Denis Hameau, vice-président en charge de l'ESS et président de la Commission ESS de Régions de France
De votre point de vue, quels sont les grands défis à relever par les régions en 2018 concernant le développement de l’Economie sociale et solidaire ?
En 2018, les régions ayant fusionné devraient maintenant arriver au bout de ce processus qui a nécessité un gros travail, notamment vis-à-vis des CRESS, des fédérations d’acteurs etc. Elles font face à un premier défi, celui de dresser le bilan à l’issue de ce travail de fusion et voir où elles en sont. Elles devraient commencer à avoir des projets à l’échelle de ces nouvelles régions.
Deuxième volet important, la labellisation et l’appui aux dispositifs d’ingénierie territoriaux, sachant qu’avec la suppression des contrats aidés il y a de nombreuses structures en difficulté dans les régions.
Enfin, sur la dynamique engagée par le Ministère de la Transition écologique et solidaire (MTES), il faut regarder concrètement avec l’Etat ce qu’il souhaite faire sur la partie French Impact. Entre les annonces, les ambitions et les décisions, il y a des choses à regarder, des initiatives à la fois porteuses de dynamiques, mais il y a également des attentes par rapport à la suite.

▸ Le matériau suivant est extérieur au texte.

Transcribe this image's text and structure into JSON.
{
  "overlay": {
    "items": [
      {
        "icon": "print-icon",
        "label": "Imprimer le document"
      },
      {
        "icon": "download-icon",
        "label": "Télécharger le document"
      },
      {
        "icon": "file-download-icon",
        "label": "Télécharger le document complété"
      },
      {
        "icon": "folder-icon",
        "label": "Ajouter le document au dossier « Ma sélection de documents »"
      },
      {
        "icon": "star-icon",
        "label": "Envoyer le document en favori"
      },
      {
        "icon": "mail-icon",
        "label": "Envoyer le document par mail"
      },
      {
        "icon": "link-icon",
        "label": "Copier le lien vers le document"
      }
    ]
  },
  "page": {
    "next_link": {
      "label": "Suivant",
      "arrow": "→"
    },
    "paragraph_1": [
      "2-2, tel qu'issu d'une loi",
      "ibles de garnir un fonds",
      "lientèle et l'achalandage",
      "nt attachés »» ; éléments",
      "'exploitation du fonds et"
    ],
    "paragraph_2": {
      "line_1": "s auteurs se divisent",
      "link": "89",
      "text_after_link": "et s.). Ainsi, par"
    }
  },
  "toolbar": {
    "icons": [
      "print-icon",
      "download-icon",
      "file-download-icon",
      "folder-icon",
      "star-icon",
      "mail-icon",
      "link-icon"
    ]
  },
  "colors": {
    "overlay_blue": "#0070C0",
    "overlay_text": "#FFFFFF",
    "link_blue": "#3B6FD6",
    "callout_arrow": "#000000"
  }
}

Le Haut-Commissaire à l’ESS a justement affirmé sa volonté de travailler en étroite collaboration avec les collectivités. Quel pourrait être le rôle des régions autour de cet Accélérateur ?
Tout d’abord, Régions de France a accueilli le 7 décembre 2017 le Haut-Commissaire pour échanger sur l’ESS avec l’ensemble des régions. Un rendez-vous au MTES avait également eu lieu en amont pour porter la parole des régions de manière à ce que les choses ne se fassent pas en chambre et de manière verticale.
Ensuite, il est important de poursuivre le travail d’articulation entre les projets de l’Etat et ce qu’il se passe en région de manière à ce qu’on amplifie les dynamiques plutôt que de recréer des dispositifs, rentrer dans des labels, remonter des dossiers etc., ce qui serait un gâchis d’énergie.
Nous sommes plutôt dans cet état d’esprit : il faut essayer de passer à l’échelle des actions qui fonctionnent au niveau local, les déployer au niveau national. A titre d’exemple, sur la thématique de la mobilité : puisque toutes les régions regardent leur schéma régional de mobilité, et si on veut que ces schémas n’excluent personne, il est nécessaire de travailler sur la mobilité inclusive avec les initiatives locales qui fonctionnent pour les démultiplier.
Souhaitez-vous nous partager une initiative innovante de l’ESS qui vous aurait particulièrement inspiré ?
Les initiatives sont importantes, mais l’ingénierie qu’on développe dans les territoires pour les soutenir l’est plus encore. Comment détecter un besoin de manière méthodique et structurée ? Comment à partir de ce besoin trouver des structures ou des porteurs ? Comment monter un modèle économique, apporter de l’ingénierie financière, de la formation pour les porteurs, comment accompagner la réussite de ces projets ? C’est cela qui me semble important, plutôt que de mettre en lumière un individu ou une structure spécifique.
Toutes les initiatives sont extraordinaires à partir du moment où elles créent du lien social là où il n’y en avait pas avant. Peut-être qu’à partir de là on pourrait faire reculer le vote Front National. Les gens sont désespérés, ils ont plein d’idées et de choses à proposer mais ne sont pas toujours armés pour cela. Les régions doivent pouvoir apporter ce soutien, jusque dans les endroits les plus reculés, non pas pour leur dire ce qu’ils doivent faire mais pour les aider à réussir ce qu’ils ont envie de faire. L’objectif général doit être de faire reculer la désespérance et de faire grandir l’espoir.
Des exemples, il y en a plein : des épiceries solidaires, des cafés solidaires, des entreprises d’insertion, des chantiers d’insertion. Toutes les structures font des choses extraordinaires mais il faut amener l’ingénierie pour les développer et les accompagner, et pour cela, le budget des régions n’est pas suffisant. L’Etat doit s’appuyer sur ces structures et renforcer l’ingénierie et les moyens qui y sont dédiés plutôt que de recréer un accélérateur national, car les projets sont locaux et non nationaux.